Plus généralement, ces communautés sont mises à contribution pour s'exprimer sur une nouveauté, un service, une opération commerciale... "Engager la conversation s'avère primordial, explique Jean-Noël Pénichon, vice-président en charge des systèmes d'information et du digital de McDonald's France et Europe du Sud. Nos 1,3 million de fans nous remontent leurs attentes ou leurs frustrations. Cela marche dans les deux sens. Après écoute des remontées clients, nous avons, par exemple, réintroduit le Double Cheese dans les menus McDonald's."
5 Une communication à moindre coût
Le deuxième intérêt de ce regroupement de fans réside dans le "bruit" qu'il émet sur la Toile. Une exposition à peu de frais... On parle alors d'"économie du coût marginal nul", un modèle qui ne prédit rien moins que la disparition du capitalisme. Selon Forrester(1), 58% des utilisateurs européens de réseaux sociaux interagissent ainsi avec les marques sur les plateformes communautaires. Au cours des trois derniers mois, 6% d'entre eux suivaient une entreprise ou une marque sur Twitter, 9% ont posté des commentaires sur le profil d'une entreprise, 58% ont interagi avec des marques sur Facebook. Échange, préférence de marque et fidélisation: le trio gagnant, selon les marques, qui n'hésitent pas à coupler l'usage des réseaux sociaux avec le mobile.
L'enseigne Urban Outfitters constitue l'un des exemples les plus aboutis en la matière. Elle permet au consommateur de bénéficier de points de fidélité, primo en parlant de la marque sur les réseaux Twitter et Facebook, secundo en postant des photos de lui-même sur Instagram et Pinterest avec un vêtement acheté dans son parc de magasins. Et si le consommateur a pris la peine de s'enregistrer sur Foursquare, "Urban On", l'outil digital d'Urban Outfitters, peut l'identifier en magasin, le géolocaliser et lui fournir, sur son mobile, des offres personnalisées.

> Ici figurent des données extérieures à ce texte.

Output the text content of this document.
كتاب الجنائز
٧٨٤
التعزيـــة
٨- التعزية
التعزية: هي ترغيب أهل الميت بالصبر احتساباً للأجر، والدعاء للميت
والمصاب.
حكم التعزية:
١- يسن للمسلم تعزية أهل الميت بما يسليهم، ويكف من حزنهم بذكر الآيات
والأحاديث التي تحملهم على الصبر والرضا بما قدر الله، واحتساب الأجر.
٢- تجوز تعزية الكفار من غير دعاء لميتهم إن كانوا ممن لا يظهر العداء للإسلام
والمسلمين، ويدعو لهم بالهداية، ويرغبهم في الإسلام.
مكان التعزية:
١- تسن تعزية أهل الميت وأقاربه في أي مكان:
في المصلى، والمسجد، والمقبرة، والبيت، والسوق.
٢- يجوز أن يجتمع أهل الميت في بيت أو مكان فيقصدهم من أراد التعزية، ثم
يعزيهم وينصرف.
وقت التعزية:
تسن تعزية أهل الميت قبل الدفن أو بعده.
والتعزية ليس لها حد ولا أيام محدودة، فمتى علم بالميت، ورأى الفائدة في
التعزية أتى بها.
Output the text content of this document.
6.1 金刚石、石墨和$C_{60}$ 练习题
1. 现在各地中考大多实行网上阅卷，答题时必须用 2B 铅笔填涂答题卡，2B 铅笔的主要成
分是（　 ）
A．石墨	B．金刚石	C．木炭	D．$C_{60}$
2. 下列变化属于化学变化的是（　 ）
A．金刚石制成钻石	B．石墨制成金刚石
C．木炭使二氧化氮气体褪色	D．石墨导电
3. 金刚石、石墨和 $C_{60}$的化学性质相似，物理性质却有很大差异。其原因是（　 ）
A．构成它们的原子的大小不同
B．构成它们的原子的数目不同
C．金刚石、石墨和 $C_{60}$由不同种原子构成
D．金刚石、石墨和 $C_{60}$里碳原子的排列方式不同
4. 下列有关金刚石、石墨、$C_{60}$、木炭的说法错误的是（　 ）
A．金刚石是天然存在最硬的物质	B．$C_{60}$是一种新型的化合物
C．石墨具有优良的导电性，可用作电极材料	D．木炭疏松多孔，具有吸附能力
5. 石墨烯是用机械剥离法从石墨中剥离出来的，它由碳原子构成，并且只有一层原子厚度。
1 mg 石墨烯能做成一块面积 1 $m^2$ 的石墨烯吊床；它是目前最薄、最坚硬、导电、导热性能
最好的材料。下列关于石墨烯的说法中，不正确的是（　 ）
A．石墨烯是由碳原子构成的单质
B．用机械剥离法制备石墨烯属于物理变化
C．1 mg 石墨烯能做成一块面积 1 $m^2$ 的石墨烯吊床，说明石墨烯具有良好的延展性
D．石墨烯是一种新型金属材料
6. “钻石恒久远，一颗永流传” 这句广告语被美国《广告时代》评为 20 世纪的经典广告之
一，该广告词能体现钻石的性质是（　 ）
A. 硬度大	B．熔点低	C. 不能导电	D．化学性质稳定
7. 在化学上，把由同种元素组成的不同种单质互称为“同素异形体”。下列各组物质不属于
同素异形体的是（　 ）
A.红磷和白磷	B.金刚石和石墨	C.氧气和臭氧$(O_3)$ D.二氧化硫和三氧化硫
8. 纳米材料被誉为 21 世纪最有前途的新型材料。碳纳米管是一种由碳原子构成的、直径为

Un modèle fondé sur la récompense.
(1) Infographie Forrester fondée sur la dernière étude "European Consumer Technographics", réalisée auprès de plus de 22000 adultes européens.
Les adhérents mènent la barque
Témoignage de Katia Hersard, directrice e-commerce et marketing de la Fnac
Face à un marché des produits culturels en baisse de 10% par an, la Fnac a lancé, il y a trois ans, son plan de relance, "Fnac 2015". "Le client se situe au coeur de cette stratégie, annonce Katia Hersard, directrice e-commerce et marketing de la Fnac. Nous avons créé un Lab pour échanger avec lui." Son slogan, "Coconstruire la Fnac de demain", résume l'ambition de la marque. "7000 clients sont inscrits, dont une majorité d'adhérents", indique-t-elle. Logique: les quelque 5 millions de porteurs de cartes réalisent plus de 55% du chiffre d'affaires! "Parmi les actions issues des cogitations menées par le Lab, le Pass location est l'une de celles qui ont suscité le plus d'attentes, poursuit-elle. Le consommateur souhaitait accéder aux produits moyennant le paiement d'une mensualité." Autre attente recensée: le retrait des achats en magasin une heure après avoir commandé en ligne. Enfin, la dernière nouveauté réside dans l'offre de produits connectés. "Les réponses apportées par le Lab ont validé certaines de nos intuitions", rapporte Katia Hersard. Concernant les tendances de consommation, la domotique et la santé ressortent comme deux items principaux. S'agissant des intentions d'achat, les montres connectées sont largement plébiscitées (à 56%), par exemple. "Ce qui nous a permis, pour le lancement de notre boutique Fnac connectée, en juillet dernier, sur les Champs-Élysées, de référencer les produits les plus attendus." Des nouveautés bien accueillies par le million de fans de la Fnac, qui ne cessent de s'exprimer sur les réseaux sociaux.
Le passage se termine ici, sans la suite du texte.